Я махнула рукой и молча пошла в комнату собирать одежду. Она была уже приготовлена заранее, и мне оставалось только сложить все в сумку. Руки у меня тряслись. Я вытирала злые слезы, повторяя про себя шепотом: «Я больше здесь не могу! Я больше так не могу!»

- Куда ты, Ксения? Остановись, слышишь! – выскочила из кухни мать, услышав щелчок двери и увидев меня, стоящую с вещами на пороге. - Если ты сейчас перешагнешь порог этого дома, то можешь не возвращаться. Да что же за тварь неблагодарная! Господи, да за что мне это?! Остановись, Ксения!

Но я ушла. Я поняла, что в какой бы форме я не попыталась преподнести свои планы на будущее, приняты они матерью не будут. И прощения за свои грехи тоже не дождусь. Тогда стоит ли откладывать отъезд и травить себе душу? Лучше уже отрубить хвост сразу.
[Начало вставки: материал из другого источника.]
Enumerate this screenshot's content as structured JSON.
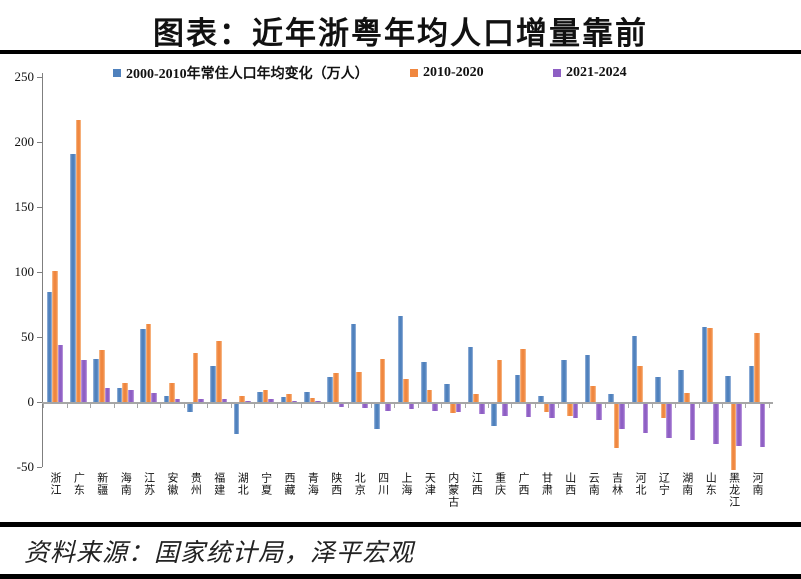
{
  "title": "图表：近年浙粤年均人口增量靠前",
  "source": "资料来源：国家统计局，泽平宏观",
  "colors": {
    "series1_blue": "#4f81bd",
    "series2_orange": "#f0873f",
    "series3_purple": "#8e5fc4",
    "axis_gray": "#a6a6a6",
    "rule_black": "#000000"
  },
  "chart_data": {
    "type": "bar",
    "title": "图表：近年浙粤年均人口增量靠前",
    "xlabel": "",
    "ylabel": "",
    "unit": "万人",
    "ylim": [
      -50,
      250
    ],
    "yticks": [
      250,
      200,
      150,
      100,
      50,
      0,
      -50
    ],
    "grid": false,
    "legend_position": "top",
    "categories": [
      "浙江",
      "广东",
      "新疆",
      "海南",
      "江苏",
      "安徽",
      "贵州",
      "福建",
      "湖北",
      "宁夏",
      "西藏",
      "青海",
      "陕西",
      "北京",
      "四川",
      "上海",
      "天津",
      "内蒙古",
      "江西",
      "重庆",
      "广西",
      "甘肃",
      "山西",
      "云南",
      "吉林",
      "河北",
      "辽宁",
      "湖南",
      "山东",
      "黑龙江",
      "河南"
    ],
    "series": [
      {
        "name": "2000-2010年常住人口年均变化（万人）",
        "color": "#4f81bd",
        "values": [
          85,
          191,
          33,
          11,
          56,
          5,
          -6,
          28,
          -23,
          8,
          4,
          8,
          19,
          60,
          -19,
          66,
          31,
          14,
          42,
          -17,
          21,
          5,
          32,
          36,
          6,
          51,
          19,
          25,
          58,
          20,
          28
        ]
      },
      {
        "name": "2010-2020",
        "color": "#f0873f",
        "values": [
          101,
          217,
          40,
          15,
          60,
          15,
          38,
          47,
          5,
          9,
          6,
          3,
          22,
          23,
          33,
          18,
          9,
          -7,
          6,
          32,
          41,
          -6,
          -9,
          12,
          -34,
          28,
          -11,
          7,
          57,
          -51,
          53
        ]
      },
      {
        "name": "2021-2024",
        "color": "#8e5fc4",
        "values": [
          44,
          32,
          11,
          9,
          7,
          2,
          2,
          2,
          1,
          2,
          1,
          1,
          -2,
          -3,
          -5,
          -4,
          -5,
          -6,
          -8,
          -9,
          -10,
          -11,
          -11,
          -12,
          -19,
          -22,
          -26,
          -28,
          -31,
          -32,
          -33
        ]
      }
    ]
  }
}
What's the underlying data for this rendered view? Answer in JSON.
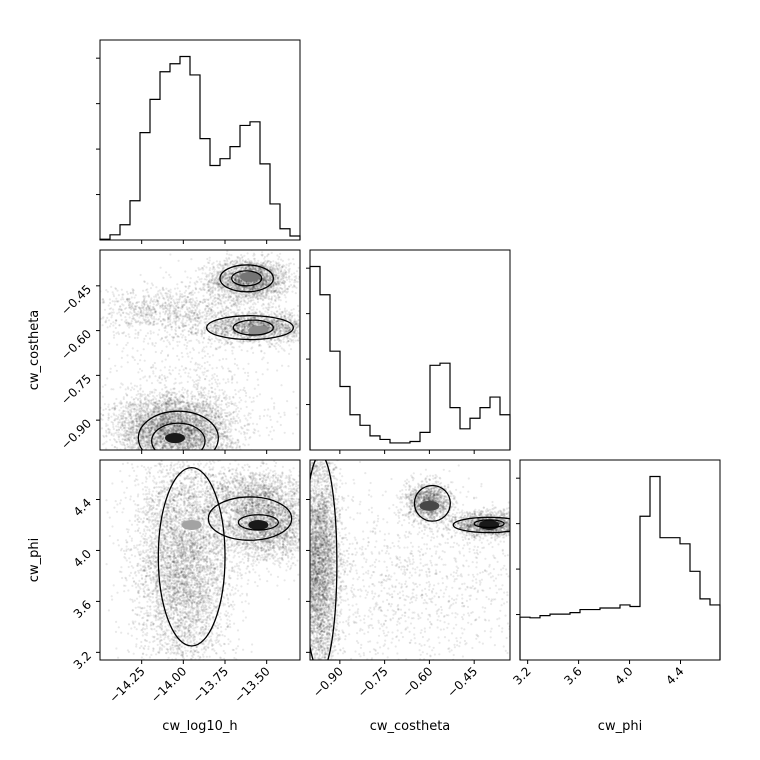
{
  "chart_data": {
    "type": "corner",
    "parameters": [
      "cw_log10_h",
      "cw_costheta",
      "cw_phi"
    ],
    "ranges": {
      "cw_log10_h": [
        -14.5,
        -13.3
      ],
      "cw_costheta": [
        -1.0,
        -0.33
      ],
      "cw_phi": [
        3.14,
        4.71
      ]
    },
    "ticks": {
      "cw_log10_h": {
        "values": [
          -14.25,
          -14.0,
          -13.75,
          -13.5
        ],
        "labels": [
          "−14.25",
          "−14.00",
          "−13.75",
          "−13.50"
        ]
      },
      "cw_costheta": {
        "values": [
          -0.9,
          -0.75,
          -0.6,
          -0.45
        ],
        "labels": [
          "−0.90",
          "−0.75",
          "−0.60",
          "−0.45"
        ]
      },
      "cw_phi": {
        "values": [
          3.2,
          3.6,
          4.0,
          4.4
        ],
        "labels": [
          "3.2",
          "3.6",
          "4.0",
          "4.4"
        ]
      }
    },
    "hist_1d": {
      "cw_log10_h": [
        0.2,
        1.3,
        3.8,
        9.8,
        26.8,
        35.1,
        42.0,
        44.0,
        45.8,
        41.2,
        25.3,
        18.6,
        20.3,
        23.3,
        28.6,
        29.5,
        19.0,
        9.0,
        2.8,
        1.0
      ],
      "cw_costheta": [
        26.0,
        22.0,
        14.0,
        9.0,
        5.0,
        3.5,
        2.0,
        1.5,
        1.0,
        1.0,
        1.2,
        2.5,
        12.0,
        12.3,
        6.0,
        3.0,
        4.5,
        6.0,
        7.5,
        5.0
      ],
      "cw_phi": [
        14.0,
        13.8,
        14.5,
        15.0,
        15.0,
        15.5,
        16.5,
        16.5,
        17.0,
        17.0,
        18.0,
        17.5,
        47.0,
        60.0,
        40.0,
        40.0,
        38.0,
        29.0,
        20.0,
        18.0
      ]
    },
    "peaks": {
      "cw_log10_h_vs_cw_costheta": [
        {
          "x": -13.6,
          "y": -0.42,
          "weight": 0.6
        },
        {
          "x": -13.55,
          "y": -0.6,
          "weight": 0.5
        },
        {
          "x": -14.05,
          "y": -0.96,
          "weight": 1.0
        }
      ],
      "cw_log10_h_vs_cw_phi": [
        {
          "x": -13.55,
          "y": 4.2,
          "weight": 1.0
        },
        {
          "x": -13.95,
          "y": 4.2,
          "weight": 0.4
        }
      ],
      "cw_costheta_vs_cw_phi": [
        {
          "x": -0.4,
          "y": 4.2,
          "weight": 1.0
        },
        {
          "x": -0.6,
          "y": 4.35,
          "weight": 0.8
        }
      ]
    },
    "grid": false,
    "legend": "none"
  }
}
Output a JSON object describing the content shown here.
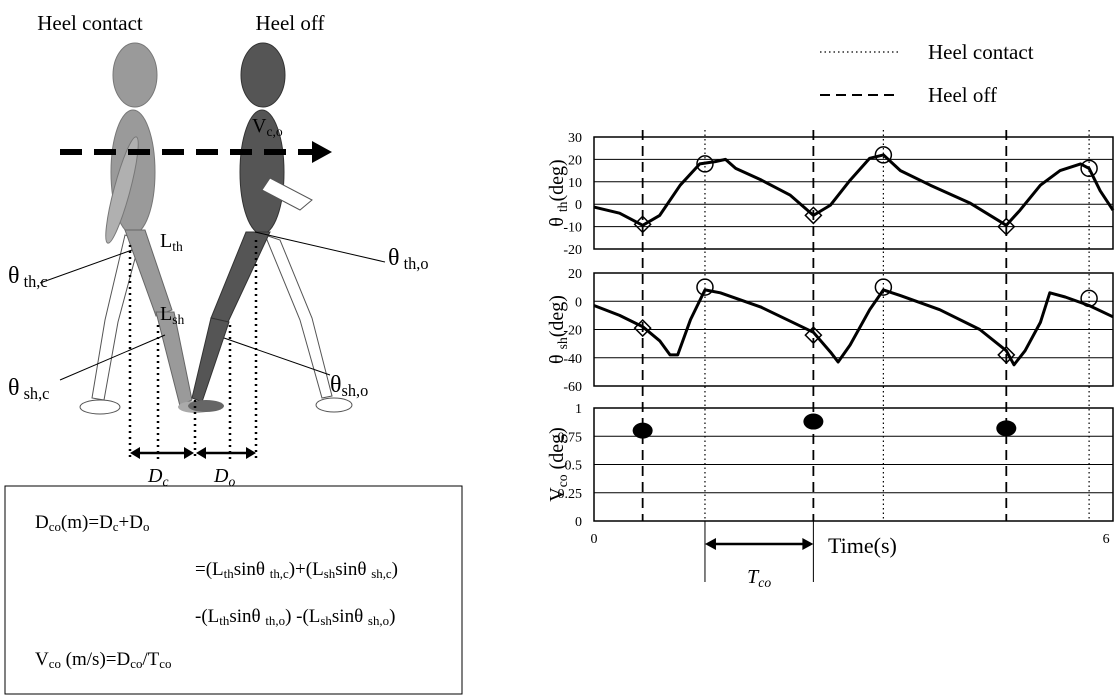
{
  "header": {
    "heel_contact": "Heel contact",
    "heel_off": "Heel off"
  },
  "diagram": {
    "v_co": [
      "V",
      "c,o"
    ],
    "l_th": [
      "L",
      "th"
    ],
    "l_sh": [
      "L",
      "sh"
    ],
    "theta_th_c": [
      "θ",
      "  th,c"
    ],
    "theta_th_o": [
      "θ",
      "  th,o"
    ],
    "theta_sh_c": [
      "θ",
      "  sh,c"
    ],
    "theta_sh_o": [
      "θ",
      "sh,o"
    ],
    "d_c": [
      "D",
      "c"
    ],
    "d_o": [
      "D",
      "o"
    ]
  },
  "formula": [
    [
      "D",
      "co",
      "(m)=D",
      "c",
      "+D",
      "o"
    ],
    [
      "=(L",
      "th",
      "sinθ ",
      " th,c",
      ")+(L",
      "sh",
      "sinθ ",
      " sh,c",
      ")"
    ],
    [
      "-(L",
      "th",
      "sinθ ",
      " th,o",
      ") -(L",
      "sh",
      "sinθ ",
      " sh,o",
      ")"
    ],
    [
      "V",
      "co",
      " (m/s)=D",
      "co",
      "/T",
      "co"
    ]
  ],
  "legend": [
    {
      "name": "Heel contact",
      "style": "dotted",
      "x": [
        1.3,
        3.39,
        5.8
      ]
    },
    {
      "name": "Heel off",
      "style": "dashed",
      "x": [
        0.57,
        2.57,
        4.83
      ]
    }
  ],
  "annotation": {
    "label": [
      "T",
      "co"
    ],
    "x": [
      1.3,
      2.57
    ]
  },
  "chart_data": [
    {
      "type": "line",
      "ylabel": [
        "θ ",
        "th",
        "(deg)"
      ],
      "color": "#000000",
      "xlim": [
        0,
        6.08
      ],
      "ylim": [
        -20,
        30
      ],
      "yticks": [
        -20,
        -10,
        0,
        10,
        20,
        30
      ],
      "x": [
        0,
        0.3,
        0.57,
        0.77,
        1.01,
        1.24,
        1.42,
        1.54,
        1.66,
        1.95,
        2.3,
        2.57,
        2.77,
        3.0,
        3.23,
        3.39,
        3.59,
        3.94,
        4.41,
        4.83,
        4.99,
        5.23,
        5.46,
        5.7,
        5.8,
        5.93,
        6.08
      ],
      "values": [
        -1.3,
        -4,
        -9.4,
        -5,
        8.5,
        18,
        19,
        20,
        16,
        11,
        4,
        -5,
        -0.4,
        10.7,
        20.5,
        22,
        15,
        8.5,
        0.4,
        -9.4,
        -2.7,
        8.5,
        15,
        18,
        16,
        6,
        -2.7
      ],
      "diamonds": {
        "x": [
          0.57,
          2.57,
          4.83
        ],
        "values": [
          -9,
          -5,
          -10
        ]
      },
      "circles": {
        "x": [
          1.3,
          3.39,
          5.8
        ],
        "values": [
          18,
          22,
          16
        ]
      }
    },
    {
      "type": "line",
      "ylabel": [
        "θ ",
        "sh",
        "(deg)"
      ],
      "color": "#000000",
      "xlim": [
        0,
        6.08
      ],
      "ylim": [
        -60,
        20
      ],
      "yticks": [
        -60,
        -40,
        -20,
        0,
        20
      ],
      "x": [
        0,
        0.3,
        0.57,
        0.77,
        0.89,
        0.98,
        1.13,
        1.3,
        1.48,
        1.95,
        2.57,
        2.77,
        2.86,
        3.0,
        3.23,
        3.39,
        3.59,
        4.05,
        4.52,
        4.83,
        4.92,
        5.05,
        5.23,
        5.34,
        5.52,
        5.8,
        6.08
      ],
      "values": [
        -3,
        -10,
        -18,
        -28,
        -38,
        -38,
        -13,
        8,
        6,
        -4,
        -22,
        -36,
        -43,
        -31,
        -6,
        8,
        4,
        -6,
        -20,
        -35,
        -45,
        -35,
        -15,
        6,
        3,
        -3,
        -11
      ],
      "diamonds": {
        "x": [
          0.57,
          2.57,
          4.83
        ],
        "values": [
          -19,
          -24,
          -38
        ]
      },
      "circles": {
        "x": [
          1.3,
          3.39,
          5.8
        ],
        "values": [
          10,
          10,
          2
        ]
      }
    },
    {
      "type": "scatter",
      "ylabel": [
        "V",
        "co",
        " (deg)"
      ],
      "color": "#000000",
      "xlim": [
        0,
        6.08
      ],
      "ylim": [
        0,
        1
      ],
      "yticks": [
        0,
        0.25,
        0.5,
        0.75,
        1
      ],
      "xticks": [
        0,
        6
      ],
      "xlabel": "Time(s)",
      "x": [
        0.57,
        2.57,
        4.83
      ],
      "values": [
        0.8,
        0.88,
        0.82
      ]
    }
  ]
}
- Я буду присылать вам деньги, - сказала я, надевая куртку. - Только трать их, пожалуйста, на Нину и на себя, а не на разные глупости.

- Да как у тебя язык поворачивается называть меня глупой?!..

Но я уже выходила за порог, не желая продолжать дискуссию, и прикрывала за собой дверь, отрезая путь назад. Отныне я была одиночкой, без семьи и близких. Отныне мне некому было сказать: «Мы с тобой одной крови: ты и я!» - и получить помощь в трудный момент. Отныне и до конца жизни отрезанной части меня суждено было терзать меня бессонными ночами и напоминать о себе тяжелыми фантомными болями.